Solution: Make sure your VPC is configured correctly. You need to:
Make sure your subnets have a route to the internet (via an Internet Gateway or NAT Gateway).
Make sure your security groups allow the necessary outbound traffic.
If you’re using a private subnet, make sure you have a NAT Gateway or VPC Endpoints for the AWS services you need to access.
Security Group Issues#
Symptom: Your job can’t connect to specific services or ports.
Solution: Make sure your security groups allow the necessary traffic. You need to:
Make sure your security groups allow outbound traffic to the services you need to access.
If you’re connecting to other AWS resources, make sure their security groups allow inbound traffic from your job’s security group.
Resource Limits#
Service Quotas#
Symptom: You receive an error message like Service Quota Exceeded.
Solution: Check your AWS service quotas and request an increase if necessary. You can view your service quotas in the AWS Management Console or using the AWS CLI:
aws service-quotas list-service-quotas --service-code batch
Common quotas that might need to be increased include:
Maximum number of compute environments
Maximum number of job queues
Maximum number of job definitions
Maximum number of jobs in a job queue
Resource Constraints#
Symptom: Your jobs are queued but not running, or you can’t create new compute environments.
Solution: Check if you have enough resources in your AWS account. You might need to:
Request an increase in your EC2 instance limits.
Use a different instance type that has more availability.
Spread your workload across multiple regions.
CLI Issues#
Command Not Found#
Symptom: You receive an error message like command not found: ezbatch-cli.
Solution: Make sure ezbatch is installed correctly. You can install it using pip:
pip install ezbatch
Make sure the installation directory is in your PATH.
Invalid Command#
Symptom: You receive an error message like invalid choice: ....
Solution: Check the command syntax and make sure you’re using the correct command and options. You can see the available commands and options by running:
ezbatch-cli -h
Interactive Mode Issues#
TUI Not Displaying Correctly#
Symptom: The interactive TUI is not displaying correctly or is showing errors.

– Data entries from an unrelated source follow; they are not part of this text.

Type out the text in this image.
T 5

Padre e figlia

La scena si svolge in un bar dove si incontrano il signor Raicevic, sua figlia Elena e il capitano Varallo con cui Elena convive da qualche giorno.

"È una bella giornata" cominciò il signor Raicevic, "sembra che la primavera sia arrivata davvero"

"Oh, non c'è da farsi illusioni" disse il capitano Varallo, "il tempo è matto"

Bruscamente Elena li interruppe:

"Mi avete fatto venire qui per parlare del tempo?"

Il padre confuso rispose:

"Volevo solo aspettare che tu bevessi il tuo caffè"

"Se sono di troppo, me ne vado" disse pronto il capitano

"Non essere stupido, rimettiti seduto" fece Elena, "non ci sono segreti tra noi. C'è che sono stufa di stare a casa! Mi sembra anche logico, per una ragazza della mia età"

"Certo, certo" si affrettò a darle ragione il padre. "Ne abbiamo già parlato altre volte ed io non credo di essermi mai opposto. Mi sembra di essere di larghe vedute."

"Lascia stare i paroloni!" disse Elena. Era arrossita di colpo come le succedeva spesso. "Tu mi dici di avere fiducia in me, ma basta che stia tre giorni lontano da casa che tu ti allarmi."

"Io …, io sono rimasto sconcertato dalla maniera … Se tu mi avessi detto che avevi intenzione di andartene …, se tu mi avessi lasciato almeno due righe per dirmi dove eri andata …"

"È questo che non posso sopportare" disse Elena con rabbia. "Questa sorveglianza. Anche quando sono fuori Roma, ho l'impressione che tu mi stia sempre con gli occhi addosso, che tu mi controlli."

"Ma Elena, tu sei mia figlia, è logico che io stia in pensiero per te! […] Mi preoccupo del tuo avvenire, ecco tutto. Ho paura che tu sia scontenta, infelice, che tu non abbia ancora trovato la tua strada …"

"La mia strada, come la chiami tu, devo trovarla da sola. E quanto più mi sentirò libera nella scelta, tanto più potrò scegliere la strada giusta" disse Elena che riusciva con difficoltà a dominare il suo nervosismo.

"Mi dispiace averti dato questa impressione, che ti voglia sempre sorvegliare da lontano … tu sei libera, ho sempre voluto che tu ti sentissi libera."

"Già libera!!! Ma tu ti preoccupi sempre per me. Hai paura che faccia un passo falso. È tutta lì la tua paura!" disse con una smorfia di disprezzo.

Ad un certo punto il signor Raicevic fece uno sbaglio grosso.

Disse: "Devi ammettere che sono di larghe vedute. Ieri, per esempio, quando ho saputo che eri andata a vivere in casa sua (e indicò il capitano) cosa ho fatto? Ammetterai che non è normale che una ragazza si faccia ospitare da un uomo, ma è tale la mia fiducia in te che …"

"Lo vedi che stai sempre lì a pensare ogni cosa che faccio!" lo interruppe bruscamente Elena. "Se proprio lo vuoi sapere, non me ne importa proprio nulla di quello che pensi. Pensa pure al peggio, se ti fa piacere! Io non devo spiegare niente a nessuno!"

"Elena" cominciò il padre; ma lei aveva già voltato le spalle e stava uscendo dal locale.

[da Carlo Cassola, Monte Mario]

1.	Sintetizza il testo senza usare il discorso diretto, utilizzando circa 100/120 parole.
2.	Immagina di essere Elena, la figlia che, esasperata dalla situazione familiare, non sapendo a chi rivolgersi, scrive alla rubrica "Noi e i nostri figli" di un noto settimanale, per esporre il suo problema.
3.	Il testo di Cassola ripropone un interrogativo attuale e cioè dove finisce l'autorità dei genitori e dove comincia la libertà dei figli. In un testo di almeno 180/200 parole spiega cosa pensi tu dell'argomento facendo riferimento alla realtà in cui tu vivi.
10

Solution: Make sure you have a compatible terminal emulator and that your terminal supports the necessary features. You can try:
Using a different terminal emulator.
Updating your terminal emulator to the latest version.
Setting the
TERMenvironment variable to a compatible value, such asxterm-256color.
Job Status Not Updating#
Symptom: The job status in the interactive TUI is not updating.
Solution: This could be due to various reasons. Try:
Refreshing the display by pressing a key.

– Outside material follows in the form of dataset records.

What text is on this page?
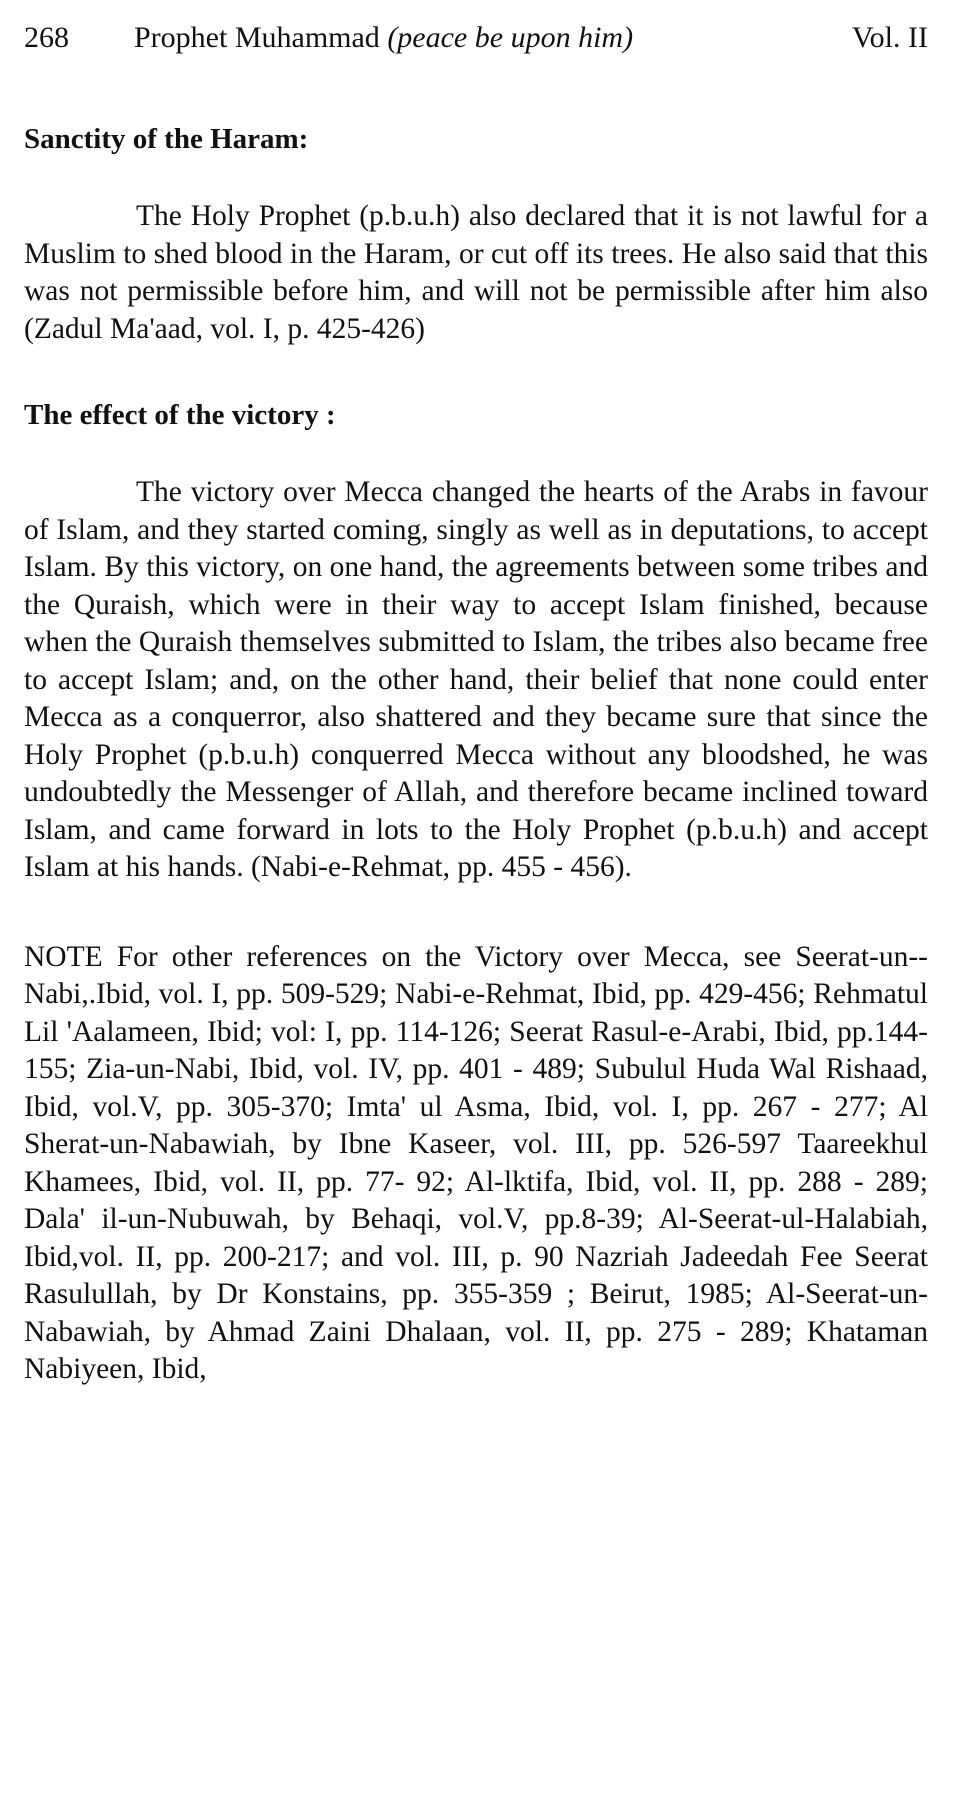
268 Prophet Muhammad (peace be upon him)	Vol. II
Sanctity of the Haram:

The Holy Prophet (p.b.u.h) also declared that it is not lawful for a Muslim to shed blood in the Haram, or cut off its trees. He also said that this was not permissible before him, and will not be permissible after him also (Zadul Ma'aad, vol. I, p. 425-426)

The effect of the victory :

The victory over Mecca changed the hearts of the Arabs in favour of Islam, and they started coming, singly as well as in deputations, to accept Islam. By this victory, on one hand, the agreements between some tribes and the Quraish, which were in their way to accept Islam finished, because when the Quraish themselves submitted to Islam, the tribes also became free to accept Islam; and, on the other hand, their belief that none could enter Mecca as a conquerror, also shattered and they became sure that since the Holy Prophet (p.b.u.h) conquerred Mecca without any bloodshed, he was undoubtedly the Messenger of Allah, and therefore became inclined toward Islam, and came forward in lots to the Holy Prophet (p.b.u.h) and accept Islam at his hands. (Nabi-e-Rehmat, pp. 455 - 456).

NOTE For other references on the Victory over Mecca, see Seerat-un--Nabi,.Ibid, vol. I, pp. 509-529; Nabi-e-Rehmat, Ibid, pp. 429-456; Rehmatul Lil 'Aalameen, Ibid; vol: I, pp. 114-126; Seerat Rasul-e-Arabi, Ibid, pp.144-155; Zia-un-Nabi, Ibid, vol. IV, pp. 401 - 489; Subulul Huda Wal Rishaad, Ibid, vol.V, pp. 305-370; Imta' ul Asma, Ibid, vol. I, pp. 267 - 277; Al Sherat-un-Nabawiah, by Ibne Kaseer, vol. III, pp. 526-597 Taareekhul Khamees, Ibid, vol. II, pp. 77- 92; Al-lktifa, Ibid, vol. II, pp. 288 - 289; Dala' il-un-Nubuwah, by Behaqi, vol.V, pp.8-39; Al-Seerat-ul-Halabiah, Ibid,vol. II, pp. 200-217; and vol. III, p. 90 Nazriah Jadeedah Fee Seerat Rasulullah, by Dr Konstains, pp. 355-359 ; Beirut, 1985; Al-Seerat-un-Nabawiah, by Ahmad Zaini Dhalaan, vol. II, pp. 275 - 289; Khataman Nabiyeen, Ibid,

Restarting the interactive mode.
Checking if your AWS credentials are still valid.
Getting Help#
If you’re still having issues, you can:
Check the AWS Batch documentation for more information.
Check the ezbatch GitHub repository for known issues and solutions.
Open an issue on the ezbatch GitHub repository if you think you’ve found a bug or have a feature request.